Он усмехнулся. Она обернулась; в золотистом вечернем сумраке и тихом мерцании звезд ее глаза сверкали ярче его драгоценных камней.
— Не стоит, — тихо произнесла она, взяла его за руки и почувствовала, как ласковой нежностью отзываются его ладони на ее прикосновение. — Ты сделал то, что сделал, потому что так велело твое сердце. Я не ждала любви… и ты не ждал благодарности.
— О нас ходят разные слухи. То, что ты, такая юная и красивая, и я… а ведь между нами столько лет, сколько сейчас моей дочери. Не боишься, что в них есть доля правды?
Она помолчала. Натянула на палец вьющуюся рыжую прядь. А потом подняла глаза и тихо сказала:
— Так пускай станут правдой.
Еще мгновение он смотрел на нее, боясь поверить и все-таки веря, а потом наклонился и поцеловал — так осторожно и бережно, будто впервые в жизни прикасался к женщине. Она прикоснулась к его груди, отвечая на поцелуй мягко и ласково, вытянула из прически деревянную палочку, и дивный огненный водопад окутал всю ее стройную фигурку до пояса. Ему даже на миг показалось, что он обожжется, но густые локоны цвета сверкающей меди скользили сквозь пальцы прохладным шелком и струились по ее спине пылающим водопадом.
— Ты уверена? — спросил он. — Я не вынесу чувства вины перед тобой.
Вместо ответа она снова прильнула к его губам поцелуем, далеким от невинной благодарности. Подхватив ее на руки, он задул все свечи, кроме одной, и длинные тени на бамбуковых стенах сплелись в единый ночной покров.

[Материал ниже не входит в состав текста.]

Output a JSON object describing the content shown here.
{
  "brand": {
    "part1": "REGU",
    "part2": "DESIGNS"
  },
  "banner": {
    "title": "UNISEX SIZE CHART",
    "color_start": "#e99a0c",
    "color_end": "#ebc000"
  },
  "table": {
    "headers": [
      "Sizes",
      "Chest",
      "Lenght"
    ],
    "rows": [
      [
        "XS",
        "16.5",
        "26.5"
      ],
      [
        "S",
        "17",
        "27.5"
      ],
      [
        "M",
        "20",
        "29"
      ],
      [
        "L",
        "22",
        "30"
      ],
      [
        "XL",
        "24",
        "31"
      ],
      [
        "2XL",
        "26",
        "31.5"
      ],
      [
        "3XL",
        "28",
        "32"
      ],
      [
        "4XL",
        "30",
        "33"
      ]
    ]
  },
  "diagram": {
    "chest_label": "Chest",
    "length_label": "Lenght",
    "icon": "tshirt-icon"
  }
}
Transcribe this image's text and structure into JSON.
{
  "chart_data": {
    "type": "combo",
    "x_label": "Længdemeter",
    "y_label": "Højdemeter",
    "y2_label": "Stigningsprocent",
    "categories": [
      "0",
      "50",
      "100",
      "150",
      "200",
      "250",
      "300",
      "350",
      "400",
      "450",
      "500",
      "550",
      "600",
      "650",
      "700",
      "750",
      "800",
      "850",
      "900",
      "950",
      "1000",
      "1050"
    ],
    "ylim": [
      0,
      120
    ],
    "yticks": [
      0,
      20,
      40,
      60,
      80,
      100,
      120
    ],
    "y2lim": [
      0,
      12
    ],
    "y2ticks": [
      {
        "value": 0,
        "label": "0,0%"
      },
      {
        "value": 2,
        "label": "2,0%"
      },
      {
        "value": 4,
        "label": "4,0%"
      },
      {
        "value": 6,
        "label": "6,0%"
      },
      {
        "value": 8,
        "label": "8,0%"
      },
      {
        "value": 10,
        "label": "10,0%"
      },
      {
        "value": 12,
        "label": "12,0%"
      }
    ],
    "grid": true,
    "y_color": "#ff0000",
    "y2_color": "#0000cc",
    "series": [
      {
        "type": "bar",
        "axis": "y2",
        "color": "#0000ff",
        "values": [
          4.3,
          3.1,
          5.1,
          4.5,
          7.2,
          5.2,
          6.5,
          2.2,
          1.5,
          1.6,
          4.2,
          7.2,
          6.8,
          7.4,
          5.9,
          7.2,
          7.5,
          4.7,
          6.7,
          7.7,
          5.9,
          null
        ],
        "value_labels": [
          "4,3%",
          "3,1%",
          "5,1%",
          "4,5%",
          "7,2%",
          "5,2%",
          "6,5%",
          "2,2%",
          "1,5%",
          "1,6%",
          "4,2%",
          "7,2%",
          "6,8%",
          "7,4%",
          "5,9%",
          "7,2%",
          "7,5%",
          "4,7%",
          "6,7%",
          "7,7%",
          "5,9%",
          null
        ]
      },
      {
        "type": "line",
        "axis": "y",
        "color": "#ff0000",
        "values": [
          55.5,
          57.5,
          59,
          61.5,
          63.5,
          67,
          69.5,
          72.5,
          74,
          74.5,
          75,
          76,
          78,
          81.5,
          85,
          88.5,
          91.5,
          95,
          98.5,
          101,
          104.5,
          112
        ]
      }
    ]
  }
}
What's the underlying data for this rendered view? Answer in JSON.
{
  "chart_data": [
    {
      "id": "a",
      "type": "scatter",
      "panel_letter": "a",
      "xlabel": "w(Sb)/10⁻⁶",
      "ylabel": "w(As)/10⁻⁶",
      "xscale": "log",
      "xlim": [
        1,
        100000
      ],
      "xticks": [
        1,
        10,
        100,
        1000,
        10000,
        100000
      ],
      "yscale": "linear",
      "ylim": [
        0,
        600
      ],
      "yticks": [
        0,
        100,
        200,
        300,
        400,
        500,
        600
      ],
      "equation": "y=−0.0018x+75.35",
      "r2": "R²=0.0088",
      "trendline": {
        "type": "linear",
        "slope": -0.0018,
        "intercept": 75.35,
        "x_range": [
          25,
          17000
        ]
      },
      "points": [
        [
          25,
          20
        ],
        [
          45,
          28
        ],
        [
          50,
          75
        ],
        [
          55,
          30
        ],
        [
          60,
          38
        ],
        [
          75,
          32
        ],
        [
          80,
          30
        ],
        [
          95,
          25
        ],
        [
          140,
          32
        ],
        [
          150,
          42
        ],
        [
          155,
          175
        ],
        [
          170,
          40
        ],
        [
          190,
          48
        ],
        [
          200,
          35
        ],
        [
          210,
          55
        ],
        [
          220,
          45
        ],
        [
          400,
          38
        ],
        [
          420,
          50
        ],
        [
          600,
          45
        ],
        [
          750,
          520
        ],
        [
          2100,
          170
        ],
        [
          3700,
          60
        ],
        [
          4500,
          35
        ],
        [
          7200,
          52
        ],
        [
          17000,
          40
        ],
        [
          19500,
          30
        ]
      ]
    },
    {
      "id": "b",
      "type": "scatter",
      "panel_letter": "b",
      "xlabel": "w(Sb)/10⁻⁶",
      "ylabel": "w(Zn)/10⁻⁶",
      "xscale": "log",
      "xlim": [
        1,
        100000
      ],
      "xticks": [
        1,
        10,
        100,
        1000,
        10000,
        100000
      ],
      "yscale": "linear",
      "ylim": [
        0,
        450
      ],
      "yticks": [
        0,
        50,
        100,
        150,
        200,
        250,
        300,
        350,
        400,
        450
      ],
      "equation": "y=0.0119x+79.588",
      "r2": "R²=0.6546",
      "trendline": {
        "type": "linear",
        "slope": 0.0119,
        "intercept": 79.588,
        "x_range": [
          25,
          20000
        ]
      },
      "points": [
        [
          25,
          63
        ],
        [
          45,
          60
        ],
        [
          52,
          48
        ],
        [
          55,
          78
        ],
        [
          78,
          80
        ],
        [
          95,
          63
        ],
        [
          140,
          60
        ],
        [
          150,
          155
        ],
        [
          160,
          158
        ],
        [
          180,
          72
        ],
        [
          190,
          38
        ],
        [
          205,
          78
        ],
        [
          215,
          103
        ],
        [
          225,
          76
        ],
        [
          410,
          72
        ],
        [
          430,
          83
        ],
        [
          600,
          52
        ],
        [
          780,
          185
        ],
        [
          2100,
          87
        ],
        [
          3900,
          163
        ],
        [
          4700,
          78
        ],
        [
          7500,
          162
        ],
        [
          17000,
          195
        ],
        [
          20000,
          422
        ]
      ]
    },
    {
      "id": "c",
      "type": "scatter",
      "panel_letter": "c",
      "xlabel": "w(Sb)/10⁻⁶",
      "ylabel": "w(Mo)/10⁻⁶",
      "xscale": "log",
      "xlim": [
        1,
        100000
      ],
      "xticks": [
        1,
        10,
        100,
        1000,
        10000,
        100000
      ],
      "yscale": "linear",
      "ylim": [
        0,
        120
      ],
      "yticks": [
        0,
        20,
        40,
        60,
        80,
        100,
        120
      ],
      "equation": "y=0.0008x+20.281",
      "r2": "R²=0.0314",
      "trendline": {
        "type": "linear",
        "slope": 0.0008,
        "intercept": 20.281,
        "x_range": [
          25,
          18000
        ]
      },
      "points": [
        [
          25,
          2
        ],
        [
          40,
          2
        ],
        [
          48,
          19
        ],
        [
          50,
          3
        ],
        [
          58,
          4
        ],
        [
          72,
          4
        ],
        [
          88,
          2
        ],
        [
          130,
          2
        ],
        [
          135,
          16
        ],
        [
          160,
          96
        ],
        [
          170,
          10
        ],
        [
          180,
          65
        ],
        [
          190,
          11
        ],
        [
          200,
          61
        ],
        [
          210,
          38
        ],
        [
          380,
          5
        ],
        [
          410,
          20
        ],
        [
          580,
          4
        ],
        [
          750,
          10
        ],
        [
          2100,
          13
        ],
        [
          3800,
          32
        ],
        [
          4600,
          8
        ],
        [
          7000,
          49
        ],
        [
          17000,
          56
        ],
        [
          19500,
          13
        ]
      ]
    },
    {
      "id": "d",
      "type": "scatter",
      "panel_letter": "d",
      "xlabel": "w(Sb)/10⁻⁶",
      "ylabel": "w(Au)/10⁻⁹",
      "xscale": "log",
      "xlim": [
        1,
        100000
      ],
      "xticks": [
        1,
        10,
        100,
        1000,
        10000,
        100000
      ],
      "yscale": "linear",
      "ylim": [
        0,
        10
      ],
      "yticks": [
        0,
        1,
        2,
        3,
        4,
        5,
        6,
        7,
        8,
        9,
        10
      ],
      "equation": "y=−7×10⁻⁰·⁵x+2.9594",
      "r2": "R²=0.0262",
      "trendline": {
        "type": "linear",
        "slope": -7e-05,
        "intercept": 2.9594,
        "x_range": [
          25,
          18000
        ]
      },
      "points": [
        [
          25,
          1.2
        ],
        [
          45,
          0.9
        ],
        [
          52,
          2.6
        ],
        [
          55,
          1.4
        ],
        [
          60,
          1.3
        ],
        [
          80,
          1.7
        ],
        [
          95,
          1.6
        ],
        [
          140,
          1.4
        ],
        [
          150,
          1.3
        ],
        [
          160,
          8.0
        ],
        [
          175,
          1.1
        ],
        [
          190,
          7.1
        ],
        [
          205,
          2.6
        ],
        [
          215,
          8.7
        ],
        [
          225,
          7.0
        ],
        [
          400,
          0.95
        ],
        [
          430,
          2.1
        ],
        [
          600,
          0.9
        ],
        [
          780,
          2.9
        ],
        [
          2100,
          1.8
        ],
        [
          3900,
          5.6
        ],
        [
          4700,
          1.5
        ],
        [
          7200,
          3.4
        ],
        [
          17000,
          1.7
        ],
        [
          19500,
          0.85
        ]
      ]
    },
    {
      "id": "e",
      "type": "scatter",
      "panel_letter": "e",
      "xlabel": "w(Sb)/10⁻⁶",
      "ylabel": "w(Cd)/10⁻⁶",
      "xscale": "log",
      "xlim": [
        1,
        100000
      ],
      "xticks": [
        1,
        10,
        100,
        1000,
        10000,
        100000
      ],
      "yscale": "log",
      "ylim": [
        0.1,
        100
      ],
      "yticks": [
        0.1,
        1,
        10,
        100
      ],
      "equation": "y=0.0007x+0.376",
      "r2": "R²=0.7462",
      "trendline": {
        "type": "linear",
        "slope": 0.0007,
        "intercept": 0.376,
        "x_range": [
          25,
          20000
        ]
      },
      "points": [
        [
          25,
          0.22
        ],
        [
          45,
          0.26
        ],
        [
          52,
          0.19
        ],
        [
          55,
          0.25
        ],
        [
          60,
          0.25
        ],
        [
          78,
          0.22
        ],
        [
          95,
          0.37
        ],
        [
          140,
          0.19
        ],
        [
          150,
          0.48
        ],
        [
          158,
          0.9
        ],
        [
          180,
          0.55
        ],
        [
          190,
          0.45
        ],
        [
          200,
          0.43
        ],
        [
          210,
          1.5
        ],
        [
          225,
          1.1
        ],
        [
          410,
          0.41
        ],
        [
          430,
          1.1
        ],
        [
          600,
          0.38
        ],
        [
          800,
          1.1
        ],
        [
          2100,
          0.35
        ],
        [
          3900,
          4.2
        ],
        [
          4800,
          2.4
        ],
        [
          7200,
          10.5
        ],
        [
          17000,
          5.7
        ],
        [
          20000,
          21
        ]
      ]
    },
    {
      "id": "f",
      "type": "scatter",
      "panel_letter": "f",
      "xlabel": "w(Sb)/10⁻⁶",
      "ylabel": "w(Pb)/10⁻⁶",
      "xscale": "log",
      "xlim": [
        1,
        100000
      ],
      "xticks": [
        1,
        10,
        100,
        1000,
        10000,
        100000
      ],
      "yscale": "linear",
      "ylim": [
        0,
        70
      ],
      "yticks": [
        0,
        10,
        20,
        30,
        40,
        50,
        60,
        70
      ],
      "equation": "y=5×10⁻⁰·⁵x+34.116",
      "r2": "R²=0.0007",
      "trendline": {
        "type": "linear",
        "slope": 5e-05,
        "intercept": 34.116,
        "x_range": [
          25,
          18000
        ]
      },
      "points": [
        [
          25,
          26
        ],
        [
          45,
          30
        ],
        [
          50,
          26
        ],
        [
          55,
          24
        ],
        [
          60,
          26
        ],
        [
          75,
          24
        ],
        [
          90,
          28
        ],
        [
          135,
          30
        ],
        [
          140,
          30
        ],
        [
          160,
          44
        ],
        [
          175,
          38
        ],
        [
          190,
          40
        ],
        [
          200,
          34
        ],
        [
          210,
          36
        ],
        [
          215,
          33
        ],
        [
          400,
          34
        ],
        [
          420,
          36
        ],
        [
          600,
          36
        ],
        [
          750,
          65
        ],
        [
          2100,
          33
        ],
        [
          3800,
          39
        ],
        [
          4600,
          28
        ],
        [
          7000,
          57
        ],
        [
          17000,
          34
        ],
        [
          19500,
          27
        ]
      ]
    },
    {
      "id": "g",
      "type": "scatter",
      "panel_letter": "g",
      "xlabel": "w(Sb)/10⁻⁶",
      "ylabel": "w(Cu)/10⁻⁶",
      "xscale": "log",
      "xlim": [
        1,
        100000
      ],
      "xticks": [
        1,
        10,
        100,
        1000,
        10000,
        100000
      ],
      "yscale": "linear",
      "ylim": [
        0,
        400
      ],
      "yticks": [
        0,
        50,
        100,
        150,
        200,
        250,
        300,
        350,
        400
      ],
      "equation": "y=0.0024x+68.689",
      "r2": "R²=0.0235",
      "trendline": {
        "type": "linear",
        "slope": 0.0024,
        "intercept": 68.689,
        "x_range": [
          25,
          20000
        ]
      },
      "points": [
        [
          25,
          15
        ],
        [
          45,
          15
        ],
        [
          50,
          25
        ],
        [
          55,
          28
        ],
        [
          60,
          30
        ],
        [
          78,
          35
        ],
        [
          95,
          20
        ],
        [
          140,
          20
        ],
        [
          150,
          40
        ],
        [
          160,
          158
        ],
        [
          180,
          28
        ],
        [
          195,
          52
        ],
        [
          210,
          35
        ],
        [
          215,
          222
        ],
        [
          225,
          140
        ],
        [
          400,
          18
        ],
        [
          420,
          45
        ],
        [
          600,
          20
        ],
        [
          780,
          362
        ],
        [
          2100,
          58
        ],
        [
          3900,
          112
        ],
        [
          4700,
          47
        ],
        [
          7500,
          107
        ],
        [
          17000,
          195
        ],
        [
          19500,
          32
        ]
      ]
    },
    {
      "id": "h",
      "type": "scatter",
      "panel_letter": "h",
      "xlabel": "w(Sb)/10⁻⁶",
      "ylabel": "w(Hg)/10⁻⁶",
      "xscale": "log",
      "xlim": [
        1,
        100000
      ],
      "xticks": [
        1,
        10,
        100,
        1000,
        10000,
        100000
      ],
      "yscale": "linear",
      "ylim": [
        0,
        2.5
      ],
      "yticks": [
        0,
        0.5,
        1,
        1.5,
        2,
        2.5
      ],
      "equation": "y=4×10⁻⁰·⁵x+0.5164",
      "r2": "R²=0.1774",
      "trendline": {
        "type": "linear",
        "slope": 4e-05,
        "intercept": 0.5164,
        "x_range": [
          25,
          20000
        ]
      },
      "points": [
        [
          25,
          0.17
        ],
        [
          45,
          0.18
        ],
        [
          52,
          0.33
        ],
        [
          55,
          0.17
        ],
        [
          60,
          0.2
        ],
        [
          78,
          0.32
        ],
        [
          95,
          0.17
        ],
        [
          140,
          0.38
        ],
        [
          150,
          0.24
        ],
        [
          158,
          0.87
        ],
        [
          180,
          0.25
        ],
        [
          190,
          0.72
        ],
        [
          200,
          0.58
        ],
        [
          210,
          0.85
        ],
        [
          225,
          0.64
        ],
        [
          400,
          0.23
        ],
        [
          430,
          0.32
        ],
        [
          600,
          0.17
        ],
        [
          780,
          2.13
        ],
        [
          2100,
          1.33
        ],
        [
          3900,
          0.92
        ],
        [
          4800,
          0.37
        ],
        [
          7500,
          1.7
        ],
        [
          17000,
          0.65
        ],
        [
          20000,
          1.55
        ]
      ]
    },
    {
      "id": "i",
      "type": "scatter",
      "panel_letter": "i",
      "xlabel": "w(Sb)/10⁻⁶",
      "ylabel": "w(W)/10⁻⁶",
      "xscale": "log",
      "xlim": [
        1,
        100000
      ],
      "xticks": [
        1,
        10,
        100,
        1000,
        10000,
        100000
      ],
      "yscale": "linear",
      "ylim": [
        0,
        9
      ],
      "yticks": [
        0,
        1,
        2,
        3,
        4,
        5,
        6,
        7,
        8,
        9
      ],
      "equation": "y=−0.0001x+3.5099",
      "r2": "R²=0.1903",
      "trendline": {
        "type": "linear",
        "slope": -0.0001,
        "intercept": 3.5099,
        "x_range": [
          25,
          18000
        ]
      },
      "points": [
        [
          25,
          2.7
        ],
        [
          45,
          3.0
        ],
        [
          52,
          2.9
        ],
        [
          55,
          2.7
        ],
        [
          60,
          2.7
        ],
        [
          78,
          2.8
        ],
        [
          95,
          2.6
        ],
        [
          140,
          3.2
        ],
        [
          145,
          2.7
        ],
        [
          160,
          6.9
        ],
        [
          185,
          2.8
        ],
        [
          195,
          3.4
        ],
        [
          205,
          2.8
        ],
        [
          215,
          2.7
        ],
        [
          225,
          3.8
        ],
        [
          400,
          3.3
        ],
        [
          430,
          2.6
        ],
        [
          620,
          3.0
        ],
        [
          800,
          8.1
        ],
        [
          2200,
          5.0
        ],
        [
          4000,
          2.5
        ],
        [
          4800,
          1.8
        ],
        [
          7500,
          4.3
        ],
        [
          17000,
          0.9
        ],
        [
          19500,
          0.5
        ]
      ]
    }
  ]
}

В старом доме пахло дорожной пылью, полынью и пеплом. Простое льняное платье оставило на складках воспоминания о сильных и нежных руках, что долго не могли справиться с замысловатым узелком на поясе, обнаженная спина утонула в мягких шкурах, что заменяли постель. Он сам расстегнул пуговку на рубашке, все остальное позволяя ей сделать самой, и, ощущая, как мнется в руках мягкая ткань, теплая от чужого тела, она любовалась его неловкостью, скованностью, словно он впервые видел женщину так близко, рядом с собой.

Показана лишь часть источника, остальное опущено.